Sense is needed on tree debate
Plant all types but exercise care
During the past decade we have spent millions on planting native species of trees with the aim of establishing new areas of native woodland, often surrounding them with costly deer fencing. We have also spent millions, in general, in supporting the planting of broadleaf species. Unfortunately, such planting often took place on sites where broadleaves don't thrive. Not only did Government help with the planting of broadleaves but our Forest Service also insisted that they be planted as part of our afforestation programme.
I must quickly state that more than 70pc of my own woodland is stocked with broadleaves and many other landowners have done the same. We have done so principally because we like broadleaved trees and we like the environmental and landscape benefits of mixed woodland -- as opposed to monocultures of any one species. We also have the sites and conditions that suit the establishment of broadleaf woodlands. However, we are fully aware that this is largely a philanthropic gesture that will, hopefully, ultimately benefit our successors, but it will undoubtedly create a financial burden in our own lifetimes.

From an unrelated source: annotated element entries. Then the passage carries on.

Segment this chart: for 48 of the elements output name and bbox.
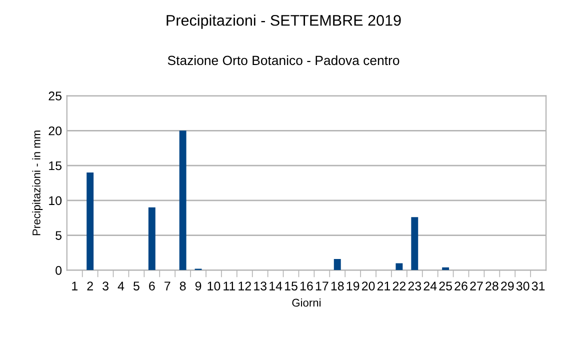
x-tick-label: 9	[195, 282, 202, 290]
x-tick-label: 19	[346, 282, 360, 290]
x-tick-label: 31	[532, 282, 545, 290]
x-tick-label: 6	[149, 282, 155, 290]
y-axis-title: Precipitazioni - in mm	[32, 130, 43, 236]
chart-subtitle: Stazione Orto Botanico - Padova centro	[168, 55, 400, 66]
x-tick-label: 15	[285, 282, 298, 290]
x-tick-label: 21	[377, 282, 390, 290]
x-tick-label: 17	[316, 282, 328, 290]
x-tick-label: 30	[516, 282, 530, 290]
x-tick-label: 2	[87, 282, 93, 290]
x-tick-label: 25	[439, 282, 452, 290]
bar	[334, 259, 341, 270]
y-tick-label: 25	[48, 92, 62, 100]
x-tick-label: 28	[486, 282, 498, 290]
x-tick-label: 26	[454, 282, 468, 290]
bar	[148, 207, 156, 270]
chart-title: Precipitazioni - SETTEMBRE 2019	[166, 14, 401, 29]
x-tick-label: 20	[362, 282, 375, 290]
x-tick-label: 8	[180, 282, 186, 290]
bar	[411, 217, 418, 270]
x-tick-label: 10	[208, 282, 220, 290]
x-tick-label: 29	[501, 282, 514, 290]
x-tick-label: 3	[102, 282, 108, 290]
x-tick-label: 27	[470, 282, 483, 290]
y-tick-label: 15	[49, 161, 62, 170]
y-tick-label: 5	[56, 231, 62, 240]
x-tick-label: 11	[224, 282, 236, 290]
y-tick-label: 20	[48, 126, 62, 136]
x-tick-label: 18	[331, 282, 344, 290]
y-tick-label: 0	[56, 266, 62, 275]
x-tick-label: 14	[270, 282, 282, 290]
x-tick-label: 12	[238, 282, 251, 290]
x-tick-label: 5	[133, 282, 140, 290]
x-tick-label: 7	[164, 282, 170, 290]
bar	[86, 172, 94, 270]
x-tick-label: 16	[300, 282, 313, 290]
x-tick-label: 13	[254, 282, 266, 290]
x-tick-label: 23	[408, 282, 422, 290]
y-tick-label: 10	[49, 196, 62, 206]
x-tick-label: 22	[392, 282, 406, 290]
bar	[179, 130, 186, 270]
bar	[396, 263, 403, 270]
bar	[442, 267, 450, 270]
x-tick-label: 4	[118, 282, 124, 290]
x-axis-title: Giorni	[292, 298, 321, 307]
x-tick-label: 1	[72, 282, 78, 290]
x-tick-label: 24	[424, 282, 437, 290]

It is time to question the perceived benefits of planting only our so-called native species and whether the money could have been spent in better ways. I use the words "so called" because the argument still rages about what really is native or not. We are continually making fresh discoveries as science and technology provide us with a more accurate picture of our ancient history. Pollen counts can be misleading and scientists are still very unsure regarding what animals and plants should or should not be called native. If a tree thrives in our soil and climate, and regenerates naturally here, then there seems little point in not planting it, especially if it has good commercial potential and creates key habitats for wildlife.
There are endless arguments about whether certain species, such as Scots pine, are in fact native, and undoubtedly much of our so-called native stock of oak, for example, may well have been originally sourced from abroad.
The usual means of defining what is native or not is to decide if it was growing in Ireland before the last ice age and before Ireland became a true island. That was 10,000 years ago and it was pure chance that some species were placed here while others that now prosper in our soil, such as beech, had not arrived at that point.
Does this mean that we must remove all beech, hornbeam, sycamore and other valuable species that now thrive here? Doing so would be total nonsense and would ignore the manner in which the natural world adapts to change.
It is fascinating to see the way in which birds, mammals and insects seize opportunities and find a niche for themselves in an evolving landscape. Man has changed the developed world's landscape beyond recognition. It is our responsibility to ensure that there is room for the natural world in this altered environment.